After high-profile visits to Mustang by a few other top foreign envoys, Chinese ambassador Quo Guohang landed in the district to thank the local people for helping to stop anti-Beijing activities. In an open gesture of goodwill, the ambassador assured residents that China would soon introduce a development package for the Upper Mustang region.
The amity did not stop at that. Guohang said he had requested Prime Minister Madhav Kumar Nepal to spend the bulk of Chinese financial support in remote areas like Mustang. (Finally, the Chinese seem to have recognized the strategic merits of attaching strings to their foreign aid commitments.)
Behind the sentimentality, it is clear Beijing is worried about a resurgence of the “splittist” activities of the “Dalai clique” from the district that abuts into the Tibet plateau. The Free Tibet movement has become a more powerful vehicle combining its traditional glitzy global reach with an increasing recognition of the limits of nonviolence. Celebrities of all shapes are intent on saving one of the world’s last quaint and pristine regions even if takes some destructiveness in the process. A new offensive, advocates believe, is overdue, especially with the Dalai Lama advancing in age.

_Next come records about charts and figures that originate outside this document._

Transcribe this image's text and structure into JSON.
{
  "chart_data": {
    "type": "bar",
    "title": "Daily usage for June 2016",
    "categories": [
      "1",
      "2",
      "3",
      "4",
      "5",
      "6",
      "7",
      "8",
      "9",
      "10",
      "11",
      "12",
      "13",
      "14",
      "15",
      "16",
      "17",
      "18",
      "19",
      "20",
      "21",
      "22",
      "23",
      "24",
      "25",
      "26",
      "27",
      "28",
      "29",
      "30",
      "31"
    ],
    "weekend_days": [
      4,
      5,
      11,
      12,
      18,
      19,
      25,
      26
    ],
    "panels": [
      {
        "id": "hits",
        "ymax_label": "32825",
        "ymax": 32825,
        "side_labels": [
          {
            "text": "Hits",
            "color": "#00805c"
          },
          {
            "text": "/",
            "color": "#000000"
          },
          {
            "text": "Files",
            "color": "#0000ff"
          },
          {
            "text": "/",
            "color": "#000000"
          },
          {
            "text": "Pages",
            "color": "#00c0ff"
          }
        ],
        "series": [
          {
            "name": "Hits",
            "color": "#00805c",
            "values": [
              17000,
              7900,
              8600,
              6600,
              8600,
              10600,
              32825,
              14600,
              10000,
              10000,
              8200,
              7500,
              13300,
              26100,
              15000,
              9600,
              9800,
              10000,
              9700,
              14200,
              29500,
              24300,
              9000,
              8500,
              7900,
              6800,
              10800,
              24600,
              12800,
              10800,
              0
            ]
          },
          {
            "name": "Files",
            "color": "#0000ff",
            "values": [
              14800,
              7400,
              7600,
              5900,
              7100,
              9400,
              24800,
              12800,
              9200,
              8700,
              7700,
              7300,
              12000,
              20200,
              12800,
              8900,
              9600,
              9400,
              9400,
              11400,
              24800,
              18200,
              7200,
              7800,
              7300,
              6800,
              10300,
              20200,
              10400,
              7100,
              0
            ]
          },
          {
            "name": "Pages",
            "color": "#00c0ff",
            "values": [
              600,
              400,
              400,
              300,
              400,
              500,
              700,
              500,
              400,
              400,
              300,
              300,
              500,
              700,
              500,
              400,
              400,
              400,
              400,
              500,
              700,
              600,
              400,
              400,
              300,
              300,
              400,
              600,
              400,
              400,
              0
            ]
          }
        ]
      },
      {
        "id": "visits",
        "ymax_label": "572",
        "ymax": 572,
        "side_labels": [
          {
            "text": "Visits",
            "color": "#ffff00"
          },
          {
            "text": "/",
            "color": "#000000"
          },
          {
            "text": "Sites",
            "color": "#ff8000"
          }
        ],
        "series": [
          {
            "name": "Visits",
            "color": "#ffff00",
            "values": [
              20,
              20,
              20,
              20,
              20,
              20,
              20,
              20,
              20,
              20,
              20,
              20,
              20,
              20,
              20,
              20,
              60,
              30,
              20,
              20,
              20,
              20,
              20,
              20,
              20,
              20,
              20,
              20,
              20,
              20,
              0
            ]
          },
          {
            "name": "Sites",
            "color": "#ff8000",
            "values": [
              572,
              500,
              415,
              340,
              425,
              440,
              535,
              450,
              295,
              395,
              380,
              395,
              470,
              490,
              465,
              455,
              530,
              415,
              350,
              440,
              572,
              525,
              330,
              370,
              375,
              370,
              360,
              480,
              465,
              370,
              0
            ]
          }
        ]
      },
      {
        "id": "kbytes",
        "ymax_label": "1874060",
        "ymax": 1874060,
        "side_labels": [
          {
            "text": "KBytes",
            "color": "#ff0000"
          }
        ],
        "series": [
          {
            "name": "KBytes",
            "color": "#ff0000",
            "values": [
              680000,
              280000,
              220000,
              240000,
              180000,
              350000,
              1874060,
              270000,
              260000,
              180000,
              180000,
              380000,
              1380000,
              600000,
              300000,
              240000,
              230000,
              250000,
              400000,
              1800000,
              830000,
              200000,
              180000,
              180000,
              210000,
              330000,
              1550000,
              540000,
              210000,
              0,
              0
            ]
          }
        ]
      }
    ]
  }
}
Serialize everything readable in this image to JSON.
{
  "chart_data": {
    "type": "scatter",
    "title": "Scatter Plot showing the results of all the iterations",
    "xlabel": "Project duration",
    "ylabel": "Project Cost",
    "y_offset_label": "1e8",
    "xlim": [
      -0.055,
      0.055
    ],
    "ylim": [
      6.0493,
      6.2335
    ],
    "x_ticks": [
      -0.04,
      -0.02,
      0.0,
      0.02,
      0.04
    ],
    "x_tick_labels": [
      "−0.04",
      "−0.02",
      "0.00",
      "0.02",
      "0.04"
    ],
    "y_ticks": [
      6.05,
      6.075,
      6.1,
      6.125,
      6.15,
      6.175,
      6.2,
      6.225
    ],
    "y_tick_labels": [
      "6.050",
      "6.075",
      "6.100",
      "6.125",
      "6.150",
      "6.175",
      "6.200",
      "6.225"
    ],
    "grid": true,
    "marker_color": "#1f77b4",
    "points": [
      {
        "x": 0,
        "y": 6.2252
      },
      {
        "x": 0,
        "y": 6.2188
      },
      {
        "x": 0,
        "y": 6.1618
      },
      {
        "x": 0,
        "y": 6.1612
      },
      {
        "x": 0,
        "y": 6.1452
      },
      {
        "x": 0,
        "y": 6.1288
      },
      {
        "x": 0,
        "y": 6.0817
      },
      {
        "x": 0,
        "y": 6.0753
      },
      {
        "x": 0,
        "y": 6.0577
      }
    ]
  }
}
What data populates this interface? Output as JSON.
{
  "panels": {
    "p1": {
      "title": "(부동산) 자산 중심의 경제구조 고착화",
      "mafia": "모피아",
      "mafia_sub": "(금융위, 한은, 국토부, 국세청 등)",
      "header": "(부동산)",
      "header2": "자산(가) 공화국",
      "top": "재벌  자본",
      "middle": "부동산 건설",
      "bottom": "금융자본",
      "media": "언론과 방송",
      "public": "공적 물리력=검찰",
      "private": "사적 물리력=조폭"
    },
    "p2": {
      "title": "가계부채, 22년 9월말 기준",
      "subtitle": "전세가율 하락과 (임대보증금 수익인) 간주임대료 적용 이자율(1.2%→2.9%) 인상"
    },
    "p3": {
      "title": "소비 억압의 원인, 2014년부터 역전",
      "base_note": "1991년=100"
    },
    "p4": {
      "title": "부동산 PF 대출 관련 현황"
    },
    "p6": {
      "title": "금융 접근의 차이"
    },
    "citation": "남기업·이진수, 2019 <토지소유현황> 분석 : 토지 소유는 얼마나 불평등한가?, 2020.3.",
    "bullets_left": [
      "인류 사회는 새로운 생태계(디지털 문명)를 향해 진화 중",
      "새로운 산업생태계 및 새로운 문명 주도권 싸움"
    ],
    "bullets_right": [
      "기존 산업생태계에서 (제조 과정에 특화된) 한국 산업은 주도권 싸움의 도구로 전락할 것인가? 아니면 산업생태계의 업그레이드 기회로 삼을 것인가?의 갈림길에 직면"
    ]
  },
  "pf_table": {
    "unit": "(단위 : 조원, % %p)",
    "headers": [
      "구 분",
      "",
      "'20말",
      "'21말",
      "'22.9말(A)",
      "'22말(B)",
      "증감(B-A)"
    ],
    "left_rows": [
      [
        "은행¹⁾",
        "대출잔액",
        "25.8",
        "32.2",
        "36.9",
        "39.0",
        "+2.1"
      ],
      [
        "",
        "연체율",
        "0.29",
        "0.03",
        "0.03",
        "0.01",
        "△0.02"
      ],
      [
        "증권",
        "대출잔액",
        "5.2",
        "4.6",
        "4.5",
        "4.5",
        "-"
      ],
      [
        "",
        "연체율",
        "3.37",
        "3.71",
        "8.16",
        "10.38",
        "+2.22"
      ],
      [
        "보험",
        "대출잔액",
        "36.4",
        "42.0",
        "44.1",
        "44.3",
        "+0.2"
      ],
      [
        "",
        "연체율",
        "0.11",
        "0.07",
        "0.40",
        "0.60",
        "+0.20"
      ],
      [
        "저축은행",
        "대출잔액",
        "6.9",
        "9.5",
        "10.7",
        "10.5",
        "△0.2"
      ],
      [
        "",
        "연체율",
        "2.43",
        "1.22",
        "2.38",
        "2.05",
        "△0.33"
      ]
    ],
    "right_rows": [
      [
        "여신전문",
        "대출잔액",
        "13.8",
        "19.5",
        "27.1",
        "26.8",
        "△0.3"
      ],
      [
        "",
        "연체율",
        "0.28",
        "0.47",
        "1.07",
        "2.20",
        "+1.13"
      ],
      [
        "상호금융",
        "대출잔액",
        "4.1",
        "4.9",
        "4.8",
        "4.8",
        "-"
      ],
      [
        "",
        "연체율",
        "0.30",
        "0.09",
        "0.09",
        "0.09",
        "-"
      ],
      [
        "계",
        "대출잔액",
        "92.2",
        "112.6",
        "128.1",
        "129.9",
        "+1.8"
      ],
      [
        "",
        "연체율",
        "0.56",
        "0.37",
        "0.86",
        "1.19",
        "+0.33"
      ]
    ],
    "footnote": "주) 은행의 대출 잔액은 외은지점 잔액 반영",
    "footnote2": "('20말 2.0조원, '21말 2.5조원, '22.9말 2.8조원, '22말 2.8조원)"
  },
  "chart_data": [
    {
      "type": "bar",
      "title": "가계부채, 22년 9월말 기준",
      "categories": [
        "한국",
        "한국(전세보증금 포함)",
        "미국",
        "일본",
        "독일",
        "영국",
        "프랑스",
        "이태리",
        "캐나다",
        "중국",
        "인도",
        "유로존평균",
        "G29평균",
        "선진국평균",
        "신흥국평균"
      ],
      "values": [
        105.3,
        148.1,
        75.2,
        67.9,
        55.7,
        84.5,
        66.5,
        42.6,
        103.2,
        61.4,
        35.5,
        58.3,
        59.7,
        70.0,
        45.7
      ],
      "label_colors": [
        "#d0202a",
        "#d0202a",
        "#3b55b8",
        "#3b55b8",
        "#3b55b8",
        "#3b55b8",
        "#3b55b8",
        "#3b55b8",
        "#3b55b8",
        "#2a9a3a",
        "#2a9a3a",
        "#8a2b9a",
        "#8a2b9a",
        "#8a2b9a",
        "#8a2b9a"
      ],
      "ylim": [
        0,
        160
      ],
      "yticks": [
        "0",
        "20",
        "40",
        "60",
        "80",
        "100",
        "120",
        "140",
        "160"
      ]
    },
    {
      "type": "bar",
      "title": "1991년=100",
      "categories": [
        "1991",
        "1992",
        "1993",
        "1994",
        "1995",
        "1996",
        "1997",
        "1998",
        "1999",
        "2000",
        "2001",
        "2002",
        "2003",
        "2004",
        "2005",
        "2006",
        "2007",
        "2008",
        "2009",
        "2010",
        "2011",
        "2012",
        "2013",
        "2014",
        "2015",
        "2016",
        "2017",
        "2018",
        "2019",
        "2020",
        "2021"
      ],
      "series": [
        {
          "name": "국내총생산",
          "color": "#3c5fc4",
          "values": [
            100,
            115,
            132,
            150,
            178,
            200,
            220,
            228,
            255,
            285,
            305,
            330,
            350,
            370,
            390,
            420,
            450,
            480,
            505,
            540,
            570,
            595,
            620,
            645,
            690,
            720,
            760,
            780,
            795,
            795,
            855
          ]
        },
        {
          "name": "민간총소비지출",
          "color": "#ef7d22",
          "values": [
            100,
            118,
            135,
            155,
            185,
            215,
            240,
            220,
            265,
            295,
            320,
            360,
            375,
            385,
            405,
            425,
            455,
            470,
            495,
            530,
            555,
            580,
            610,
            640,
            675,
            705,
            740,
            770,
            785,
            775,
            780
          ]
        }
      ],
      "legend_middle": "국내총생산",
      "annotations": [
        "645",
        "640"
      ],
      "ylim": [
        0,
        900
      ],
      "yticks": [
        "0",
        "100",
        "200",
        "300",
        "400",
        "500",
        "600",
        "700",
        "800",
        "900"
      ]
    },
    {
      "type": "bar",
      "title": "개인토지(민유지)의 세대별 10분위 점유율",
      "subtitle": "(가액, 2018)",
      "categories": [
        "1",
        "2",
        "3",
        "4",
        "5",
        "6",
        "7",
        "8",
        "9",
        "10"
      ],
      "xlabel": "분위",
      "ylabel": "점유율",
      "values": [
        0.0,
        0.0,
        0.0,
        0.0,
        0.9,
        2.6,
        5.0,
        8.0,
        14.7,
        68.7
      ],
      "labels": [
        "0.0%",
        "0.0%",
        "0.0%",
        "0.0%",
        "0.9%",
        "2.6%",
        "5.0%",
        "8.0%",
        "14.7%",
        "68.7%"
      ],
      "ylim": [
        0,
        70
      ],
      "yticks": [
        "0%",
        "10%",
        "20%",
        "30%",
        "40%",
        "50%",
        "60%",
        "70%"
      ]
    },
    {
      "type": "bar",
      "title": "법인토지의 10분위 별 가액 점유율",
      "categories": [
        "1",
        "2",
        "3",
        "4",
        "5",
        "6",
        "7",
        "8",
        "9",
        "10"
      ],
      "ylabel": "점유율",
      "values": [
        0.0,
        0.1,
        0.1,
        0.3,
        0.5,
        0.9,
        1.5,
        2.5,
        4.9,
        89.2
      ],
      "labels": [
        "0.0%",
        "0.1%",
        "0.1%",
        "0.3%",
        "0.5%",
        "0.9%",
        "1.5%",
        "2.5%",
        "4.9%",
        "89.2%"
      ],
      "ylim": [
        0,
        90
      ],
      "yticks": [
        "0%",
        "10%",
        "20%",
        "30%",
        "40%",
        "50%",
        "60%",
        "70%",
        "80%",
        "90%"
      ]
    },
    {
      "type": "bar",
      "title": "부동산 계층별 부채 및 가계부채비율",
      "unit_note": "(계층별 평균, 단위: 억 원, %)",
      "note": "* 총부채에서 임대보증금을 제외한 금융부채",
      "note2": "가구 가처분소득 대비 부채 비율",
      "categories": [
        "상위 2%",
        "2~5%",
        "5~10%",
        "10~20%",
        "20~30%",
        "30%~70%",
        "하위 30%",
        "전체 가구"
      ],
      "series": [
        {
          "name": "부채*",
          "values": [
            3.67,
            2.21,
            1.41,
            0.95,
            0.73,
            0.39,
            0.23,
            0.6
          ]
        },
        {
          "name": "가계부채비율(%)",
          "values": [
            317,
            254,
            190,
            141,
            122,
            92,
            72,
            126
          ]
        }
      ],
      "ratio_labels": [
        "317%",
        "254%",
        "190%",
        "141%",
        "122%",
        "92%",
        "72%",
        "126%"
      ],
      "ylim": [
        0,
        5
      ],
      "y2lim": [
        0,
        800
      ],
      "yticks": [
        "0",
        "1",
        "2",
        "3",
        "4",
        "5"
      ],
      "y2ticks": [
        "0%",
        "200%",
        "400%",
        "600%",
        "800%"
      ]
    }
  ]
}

Like Taiwan, Tibet is a perennial sore China’s foes believe they must keep festering in order to pummel Beijing’s heart and soul. Nepalis are too busy with their own present to care too much about the geopolitical maneuverings of the past and the future. Instinctively, however, most Nepalis worry that a free Tibet would obliterate the country’s border with China, thereby leaving the field wide open for India.
Admittedly, the Chinese know the limits of western backing for the Free Tibet movement. With the Barack Hussein Obama administration’s Project Socialism predicated on Chinese purchases of American treasury bills, there is little incentive in Washington to tilt the applecart too steep. Should Wal-Mart suddenly lose all those cheap Chinese imports, who is to say how the American public would revisit the word “change”?
Beijing also recognizes that the American political class has to demonstrate displeasure with China periodically for domestic reasons. Throw in a couple of millions a year to a revitalized anti-Beijing rebellion and many of Obama’s congressional on the right would be quite happy.
Yet the Chinese are pragmatic enough to see the real threat. It is the internal security challenge – rather than Tibet’s outright detachment from the motherland – across the less-developed western hinterland that worries the one-time governor of Tibet, President Hu Jintao.
Indeed, a lot has changed since King Birendra ordered the Royal Nepalese Army to flush out the remnants of the fading Tibetan rebellion in 1974. Still, a little more light on history would be in order. President Richard M. Nixon’s opening to China may have convinced the Central Intelligence Agency to terminate its support to Tibetan rebels. But the impending end was visible long before that.
Mustang, in the eyes of the external sponsors, was supposed to be a transit point of the rebels. The Tibetans were expected to establish bases inside Tibet. Rebel leaders insisted they could not do so without arms. Weapons were airdropped, with the Americans keeping a close eye on developments inside Tibet. As the back and forth continued between the CIA and the Tibetan rebel leaders, the Chinese consolidated control along the Nepali border.
To be sure, sophisticated arms and improvements in aircraft payload capabilities would help overcome key weaknesses of the earlier rebellion faced. Improved communication, moreover, would facilitate movement and cut down the time between the acquisition of actionable intelligence and the mapping of operation plans.
As far as the regional biases that marred the earlier phase are concerned, however, not much can be said with certainty. Resistance leaders came from the same tribe or region and they chose for CIA training fighters mostly along the same ethnic and geographical lines. The majority of the trainees were from southeastern Kham (“Khampas”) and a few from adjoining areas.
A few Amdos and a handful of Goloks were also trained. The traditional rivalries and suspicions this fed weakened the rebellion from the outset. In the end, the operation could be suppressed when one key leader betrayed another.
A revitalized rebellion would, as then, depend on the Indians. Just as the Indians know that the Chinese won’t risk their bilateral partnership over Nepal, Beijing recognizes Delhi’s reluctance to gamble away ties over Tibet. But, then, there is the flipside.
If the Indians and the Americans could work together on Tibet during the height of the Cold War, when they were on opposing blocs, could the convergence under a Washington-New Delhi strategic alliance be anything short of compelling?